Fink’s views on blockchain aside, the bottom line is that BlackRock isn’t poised to back/launch nor trade a Bitcoin-centric ETF any time soon, even in spite of rumors that the New York-based institution briefly spoke with San Francisco-based Coinbase on the matter.
Bitcoin ETF Hopefuls Speak With Regulators — Shifting Regulatory Climate?
Although Fink seems against crypto-backed investment vehicles, as reported by Ethereum World News previously, the U.S. Securities and Exchange Commission (SEC) recently revealed that a paramount closed-door meeting occurred regarding the future of Bitcoin ETFs. According to a memorandum of the event, which occurred on October 9th, Commissioner Roisman, who has been classified as “pro-crypto” by some, four legal counsels, and five representatives from VanEck, CBOE, and SolidX Partners were all in attendance.
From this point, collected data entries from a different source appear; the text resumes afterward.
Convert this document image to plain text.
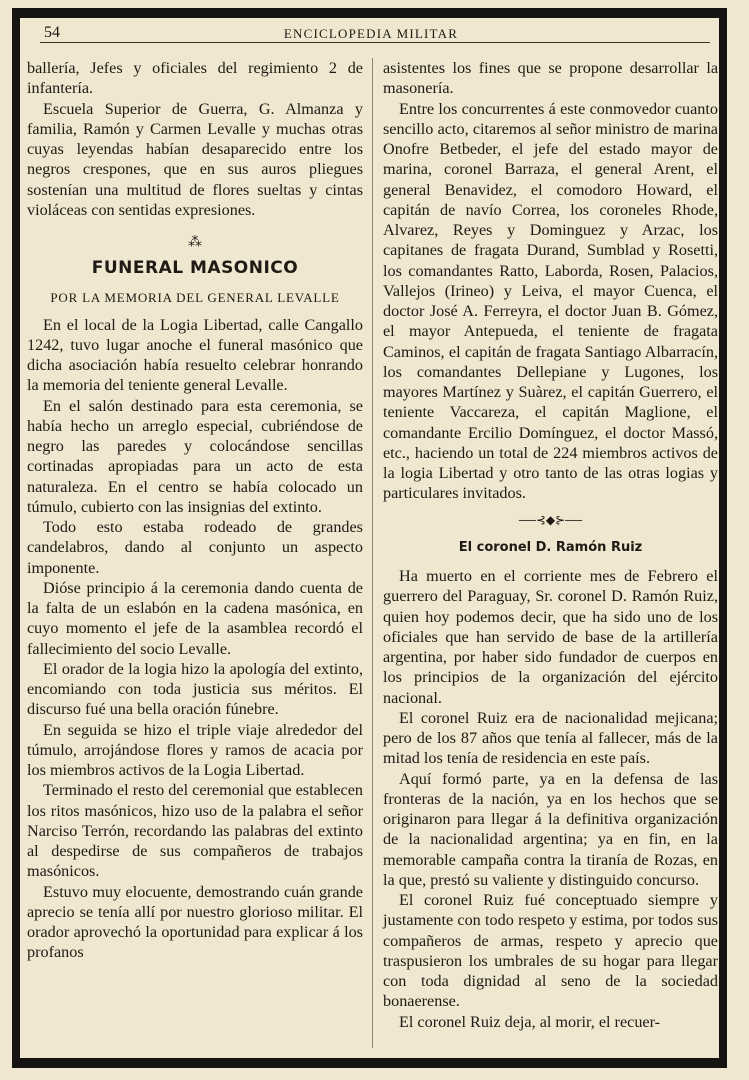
54	ENCICLOPEDIA MILITAR

ballería, Jefes y oficiales del regimiento 2 de infantería.

Escuela Superior de Guerra, G. Almanza y familia, Ramón y Carmen Levalle y muchas otras cuyas leyendas habían desaparecido entre los negros crespones, que en sus auros pliegues sostenían una multitud de flores sueltas y cintas violáceas con sentidas expresiones.

⁂
FUNERAL MASONICO
POR LA MEMORIA DEL GENERAL LEVALLE

En el local de la Logia Libertad, calle Cangallo 1242, tuvo lugar anoche el funeral masónico que dicha asociación había resuelto celebrar honrando la memoria del teniente general Levalle.

En el salón destinado para esta ceremonia, se había hecho un arreglo especial, cubriéndose de negro las paredes y colocándose sencillas cortinadas apropiadas para un acto de esta naturaleza. En el centro se había colocado un túmulo, cubierto con las insignias del extinto.

Todo esto estaba rodeado de grandes candelabros, dando al conjunto un aspecto imponente.

Dióse principio á la ceremonia dando cuenta de la falta de un eslabón en la cadena masónica, en cuyo momento el jefe de la asamblea recordó el fallecimiento del socio Levalle.

El orador de la logia hizo la apología del extinto, encomiando con toda justicia sus méritos. El discurso fué una bella oración fúnebre.

En seguida se hizo el triple viaje alrededor del túmulo, arrojándose flores y ramos de acacia por los miembros activos de la Logia Libertad.

Terminado el resto del ceremonial que establecen los ritos masónicos, hizo uso de la palabra el señor Narciso Terrón, recordando las palabras del extinto al despedirse de sus compañeros de trabajos masónicos.

Estuvo muy elocuente, demostrando cuán grande aprecio se tenía allí por nuestro glorioso militar. El orador aprovechó la oportunidad para explicar á los profanos

asistentes los fines que se propone desarrollar la masonería.

Entre los concurrentes á este conmovedor cuanto sencillo acto, citaremos al señor ministro de marina Onofre Betbeder, el jefe del estado mayor de marina, coronel Barraza, el general Arent, el general Benavidez, el comodoro Howard, el capitán de navío Correa, los coroneles Rhode, Alvarez, Reyes y Dominguez y Arzac, los capitanes de fragata Durand, Sumblad y Rosetti, los comandantes Ratto, Laborda, Rosen, Palacios, Vallejos (Irineo) y Leiva, el mayor Cuenca, el doctor José A. Ferreyra, el doctor Juan B. Gómez, el mayor Antepueda, el teniente de fragata Caminos, el capitán de fragata Santiago Albarracín, los comandantes Dellepiane y Lugones, los mayores Martínez y Suàrez, el capitán Guerrero, el teniente Vaccareza, el capitán Maglione, el comandante Ercilio Domínguez, el doctor Massó, etc., haciendo un total de 224 miembros activos de la logia Libertad y otro tanto de las otras logias y particulares invitados.

──⊰◆⊱──
El coronel D. Ramón Ruiz

Ha muerto en el corriente mes de Febrero el guerrero del Paraguay, Sr. coronel D. Ramón Ruiz, quien hoy podemos decir, que ha sido uno de los oficiales que han servido de base de la artillería argentina, por haber sido fundador de cuerpos en los principios de la organización del ejército nacional.

El coronel Ruiz era de nacionalidad mejicana; pero de los 87 años que tenía al fallecer, más de la mitad los tenía de residencia en este país.

Aquí formó parte, ya en la defensa de las fronteras de la nación, ya en los hechos que se originaron para llegar á la definitiva organización de la nacionalidad argentina; ya en fin, en la memorable campaña contra la tiranía de Rozas, en la que, prestó su valiente y distinguido concurso.

El coronel Ruiz fué conceptuado siempre y justamente con todo respeto y estima, por todos sus compañeros de armas, respeto y aprecio que traspusieron los umbrales de su hogar para llegar con toda dignidad al seno de la sociedad bonaerense.

El coronel Ruiz deja, al morir, el recuer-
In the 11-part slide deck, New York-based VanEck, which has been working on a Bitcoin ETF with SolidX Partners since 2017, has claimed that the SEC’s issues of yesteryear, which were outlined in historical ETFdisapproval orders, “have been resolved.”
More specifically, in a slide titled “VanEck SolidX Bitcoin Trust Should Be Approved,” ETF advocates noted that monumental progress has been made towards solving regulatory qualms. Most notably, VanEck claimed that there now “exists a significant regulated derivatives market for Bitcoin,” adding that CBOE’s rules dictate that market surveillance will be a priority in the proposed fund.
No comments from the SEC were issued on VanEck’s slide deck, but many investors are hopeful that the attendees of the forum were pleased with what was presented.